Faith hesitated, looking at the ladder. “Once we get down, yes, but—”

“Climb down, and I will lower one to you. Then I will bring the other.”

“Can you carry her and the lantern?”

“Once we are down the ladder.”

“All right.” She turned. Taking a deep breath, she knelt beside the ladder. How she hated them! She could climb to the top of the tallest tree, but she hated ladders, which wobbled when she stepped onto them.

Sebastian slipped past her and down the ladder. He gripped it. “I have it steady, Faith.”

Glad that he had not teased her about this peculiar fear, she edged her feet out over the doorway and wiggled her toes until she found the first rung. Slowly she settled her other foot beside it. She took another deep breath, then reached for the next lower slat. As she slipped down into the shadows pooled beneath the lantern on the floor above, some sense that had nothing to do with her eyes urged her to look straight ahead.

She wondered if any darkness could obscure the glistening wells of Sebastian's eyes. As she drew even with them, she realized he was standing on the other side of the ladder. Her fingers brushed against his as she took another step down. With only thin pieces of wood between her and his broad chest, she did not dare to breathe.

“Take care,” he said as she hurried down the last two rungs to the floor.

“You are the one who should take care. Don't you know it can bring bad luck to be standing under a ladder?”

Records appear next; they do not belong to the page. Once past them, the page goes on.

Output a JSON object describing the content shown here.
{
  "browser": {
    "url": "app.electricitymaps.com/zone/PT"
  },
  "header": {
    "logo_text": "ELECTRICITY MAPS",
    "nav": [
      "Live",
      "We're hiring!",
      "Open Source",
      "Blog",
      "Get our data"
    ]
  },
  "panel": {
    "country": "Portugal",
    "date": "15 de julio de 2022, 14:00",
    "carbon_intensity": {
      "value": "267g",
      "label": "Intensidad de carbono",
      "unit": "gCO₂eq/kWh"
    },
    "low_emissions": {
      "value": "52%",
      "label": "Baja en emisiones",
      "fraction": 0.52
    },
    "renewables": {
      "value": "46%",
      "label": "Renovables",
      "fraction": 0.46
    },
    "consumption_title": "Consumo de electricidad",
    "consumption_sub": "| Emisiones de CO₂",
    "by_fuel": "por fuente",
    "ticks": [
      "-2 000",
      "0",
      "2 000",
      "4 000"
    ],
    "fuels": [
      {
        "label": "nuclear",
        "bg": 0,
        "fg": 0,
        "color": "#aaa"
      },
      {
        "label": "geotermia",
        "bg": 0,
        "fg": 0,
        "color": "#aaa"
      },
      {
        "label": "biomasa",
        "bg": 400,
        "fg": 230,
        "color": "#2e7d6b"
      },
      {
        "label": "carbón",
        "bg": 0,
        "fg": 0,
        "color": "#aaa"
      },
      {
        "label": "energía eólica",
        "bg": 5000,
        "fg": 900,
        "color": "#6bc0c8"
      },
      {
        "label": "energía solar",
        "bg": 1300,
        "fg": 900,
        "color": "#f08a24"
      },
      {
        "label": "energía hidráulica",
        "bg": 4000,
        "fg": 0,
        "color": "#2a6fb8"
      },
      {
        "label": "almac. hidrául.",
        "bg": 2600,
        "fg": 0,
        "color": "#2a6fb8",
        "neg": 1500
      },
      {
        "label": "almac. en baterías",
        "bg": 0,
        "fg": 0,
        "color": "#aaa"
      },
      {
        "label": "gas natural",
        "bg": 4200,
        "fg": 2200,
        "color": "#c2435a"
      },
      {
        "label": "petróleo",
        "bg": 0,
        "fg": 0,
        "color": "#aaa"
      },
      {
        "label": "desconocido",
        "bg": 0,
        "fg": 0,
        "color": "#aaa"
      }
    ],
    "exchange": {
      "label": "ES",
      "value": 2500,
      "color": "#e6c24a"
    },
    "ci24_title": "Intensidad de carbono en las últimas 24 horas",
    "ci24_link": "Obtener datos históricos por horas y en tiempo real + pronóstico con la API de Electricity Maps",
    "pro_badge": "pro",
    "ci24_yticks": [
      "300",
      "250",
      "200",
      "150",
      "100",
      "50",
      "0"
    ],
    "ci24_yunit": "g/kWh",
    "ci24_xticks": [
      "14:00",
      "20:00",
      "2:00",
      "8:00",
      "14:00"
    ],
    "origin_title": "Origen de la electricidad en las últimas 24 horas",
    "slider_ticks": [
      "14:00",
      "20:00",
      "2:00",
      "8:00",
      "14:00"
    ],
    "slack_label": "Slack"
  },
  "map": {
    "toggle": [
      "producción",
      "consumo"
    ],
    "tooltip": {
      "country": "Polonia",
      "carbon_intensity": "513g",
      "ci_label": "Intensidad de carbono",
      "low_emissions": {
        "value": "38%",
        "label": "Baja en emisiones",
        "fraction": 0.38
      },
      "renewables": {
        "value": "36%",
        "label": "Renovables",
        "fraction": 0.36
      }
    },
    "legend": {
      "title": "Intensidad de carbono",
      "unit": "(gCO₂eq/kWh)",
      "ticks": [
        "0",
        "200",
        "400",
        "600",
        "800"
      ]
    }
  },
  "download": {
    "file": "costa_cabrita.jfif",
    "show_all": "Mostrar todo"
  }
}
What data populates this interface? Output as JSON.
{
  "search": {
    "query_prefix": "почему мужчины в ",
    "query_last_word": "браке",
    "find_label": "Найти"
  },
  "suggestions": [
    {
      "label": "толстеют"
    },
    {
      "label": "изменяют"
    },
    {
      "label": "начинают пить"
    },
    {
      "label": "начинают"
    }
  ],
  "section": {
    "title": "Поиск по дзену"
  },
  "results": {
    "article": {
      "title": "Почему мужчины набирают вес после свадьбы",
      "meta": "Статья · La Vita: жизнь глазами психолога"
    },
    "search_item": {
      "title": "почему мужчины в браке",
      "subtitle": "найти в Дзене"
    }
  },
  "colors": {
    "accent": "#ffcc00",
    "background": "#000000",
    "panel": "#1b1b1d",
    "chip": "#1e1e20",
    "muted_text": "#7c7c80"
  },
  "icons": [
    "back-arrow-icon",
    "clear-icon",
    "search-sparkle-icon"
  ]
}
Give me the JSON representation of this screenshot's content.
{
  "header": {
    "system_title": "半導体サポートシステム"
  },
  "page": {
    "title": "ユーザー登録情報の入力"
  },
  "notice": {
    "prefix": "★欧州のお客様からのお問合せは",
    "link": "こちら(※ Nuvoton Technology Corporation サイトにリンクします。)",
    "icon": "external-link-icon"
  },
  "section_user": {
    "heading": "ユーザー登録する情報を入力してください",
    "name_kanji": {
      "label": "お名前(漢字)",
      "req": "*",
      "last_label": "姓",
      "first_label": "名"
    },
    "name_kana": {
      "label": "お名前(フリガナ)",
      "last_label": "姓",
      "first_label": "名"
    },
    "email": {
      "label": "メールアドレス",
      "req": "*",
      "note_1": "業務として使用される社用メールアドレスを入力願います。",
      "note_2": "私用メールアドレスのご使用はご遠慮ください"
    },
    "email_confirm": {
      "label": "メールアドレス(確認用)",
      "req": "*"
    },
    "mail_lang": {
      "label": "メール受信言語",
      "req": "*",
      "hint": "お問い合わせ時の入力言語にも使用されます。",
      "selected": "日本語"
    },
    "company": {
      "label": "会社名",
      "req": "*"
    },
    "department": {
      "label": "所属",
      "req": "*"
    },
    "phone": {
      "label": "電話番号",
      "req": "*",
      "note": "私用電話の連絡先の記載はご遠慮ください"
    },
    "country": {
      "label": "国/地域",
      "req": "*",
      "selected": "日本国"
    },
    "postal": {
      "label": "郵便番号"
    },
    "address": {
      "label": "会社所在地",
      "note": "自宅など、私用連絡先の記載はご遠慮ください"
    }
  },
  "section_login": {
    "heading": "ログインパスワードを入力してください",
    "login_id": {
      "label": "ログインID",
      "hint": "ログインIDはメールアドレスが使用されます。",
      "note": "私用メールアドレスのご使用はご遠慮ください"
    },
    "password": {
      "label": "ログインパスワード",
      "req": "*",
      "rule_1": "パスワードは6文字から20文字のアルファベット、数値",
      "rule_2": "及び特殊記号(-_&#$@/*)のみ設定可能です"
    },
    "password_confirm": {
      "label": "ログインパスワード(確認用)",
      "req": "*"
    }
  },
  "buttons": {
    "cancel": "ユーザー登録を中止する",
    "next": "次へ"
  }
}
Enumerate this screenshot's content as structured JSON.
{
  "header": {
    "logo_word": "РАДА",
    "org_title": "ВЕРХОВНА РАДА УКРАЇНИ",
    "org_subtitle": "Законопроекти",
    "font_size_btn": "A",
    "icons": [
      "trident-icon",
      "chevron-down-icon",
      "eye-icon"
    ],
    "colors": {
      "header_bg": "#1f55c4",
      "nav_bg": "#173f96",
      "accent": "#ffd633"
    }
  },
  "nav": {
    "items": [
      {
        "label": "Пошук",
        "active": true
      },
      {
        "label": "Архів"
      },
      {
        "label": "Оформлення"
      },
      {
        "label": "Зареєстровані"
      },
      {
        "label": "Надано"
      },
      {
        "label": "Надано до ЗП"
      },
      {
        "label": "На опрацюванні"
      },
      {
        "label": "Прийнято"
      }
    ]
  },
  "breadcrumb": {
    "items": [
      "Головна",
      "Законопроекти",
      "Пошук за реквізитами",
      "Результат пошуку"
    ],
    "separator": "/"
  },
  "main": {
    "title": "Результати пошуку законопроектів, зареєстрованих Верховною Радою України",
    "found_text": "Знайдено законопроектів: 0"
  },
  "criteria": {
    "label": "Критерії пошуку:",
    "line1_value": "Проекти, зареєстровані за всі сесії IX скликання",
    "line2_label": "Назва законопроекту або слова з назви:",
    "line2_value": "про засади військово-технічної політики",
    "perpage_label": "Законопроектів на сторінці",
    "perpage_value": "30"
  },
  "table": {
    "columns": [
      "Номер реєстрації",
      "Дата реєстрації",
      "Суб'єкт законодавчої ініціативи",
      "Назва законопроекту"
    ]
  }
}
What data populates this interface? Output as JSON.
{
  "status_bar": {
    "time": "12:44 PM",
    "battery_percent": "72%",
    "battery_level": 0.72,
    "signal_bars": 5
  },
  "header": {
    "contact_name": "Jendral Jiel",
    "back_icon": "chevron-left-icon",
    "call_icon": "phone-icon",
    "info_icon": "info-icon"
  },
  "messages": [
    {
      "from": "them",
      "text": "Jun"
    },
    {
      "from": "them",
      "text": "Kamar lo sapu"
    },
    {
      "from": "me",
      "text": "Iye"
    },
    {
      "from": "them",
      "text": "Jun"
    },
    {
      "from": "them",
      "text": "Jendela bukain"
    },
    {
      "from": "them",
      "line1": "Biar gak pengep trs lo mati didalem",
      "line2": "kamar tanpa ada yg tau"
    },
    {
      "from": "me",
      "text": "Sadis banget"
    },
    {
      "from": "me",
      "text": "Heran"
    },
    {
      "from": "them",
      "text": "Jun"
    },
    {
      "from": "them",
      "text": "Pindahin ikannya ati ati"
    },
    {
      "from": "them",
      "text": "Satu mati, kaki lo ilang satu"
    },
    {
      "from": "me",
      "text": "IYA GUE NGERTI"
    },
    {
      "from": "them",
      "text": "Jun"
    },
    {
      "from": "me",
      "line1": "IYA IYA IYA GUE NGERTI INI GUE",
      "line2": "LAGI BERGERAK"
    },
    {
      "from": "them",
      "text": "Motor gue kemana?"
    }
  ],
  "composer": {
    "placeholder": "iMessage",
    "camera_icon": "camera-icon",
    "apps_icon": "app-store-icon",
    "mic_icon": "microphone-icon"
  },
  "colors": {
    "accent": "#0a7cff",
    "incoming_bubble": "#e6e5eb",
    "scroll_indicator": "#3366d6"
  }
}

He came around it and cupped her chin in his hand. His gloves were softer than his skin, but they could not restrain the fire that leaped from his fingers to her face. “So I have heard, but I must admit I found myself in a very lucky place just now. I see you put red stripes on stockings as well.”

“You are outrageous!” She pulled back and smoothed her skirts down, but it was too late. He must have glimpsed her ankles—and how much more?—when she came down the ladder.

“Just taking advantage of an otherwise dreary situation.”

“Dreary? We found the twins!”

“But you escaped from the haymow with only a single kiss and, to make the situation even more horrible, a kiss only on the cheek. A very dreary thought.”

“Your thoughts should be solely on getting my sisters down here.”

“You are a woman who will not be distracted.” He caressed her cheek before climbing back up the ladder.

As Faith gripped one side of the ladder tightly, her knees seemed unstable. Resting her cheek on the rough board, she wondered how Sebastian could be so insightful most of the time and yet so wrong now. She was distracted by his touch—so much that she had to force herself to remember that Nancy and Molly could take a chill and sicken if they remained up in the haymow.

Hearing Sebastian's soft whisper, she held up her arms and took the little girl that he lowered through the hole. She set the groggy Molly on the floor, then did the same with Nancy. As Sebastian came down the ladder with the lantern hanging over his arm, she lifted Molly and settled her in her arms. Sebastian gathered up Nancy and followed her out of the barn.

By the time they reached the house, the girls were awake and demanding to walk. Mother gushed her thanks before she herded the twins upstairs to be put to bed with warm stones and a cup of chicken soup. Father went to find Emery and Ezekial, and Sebastian left to call back his men.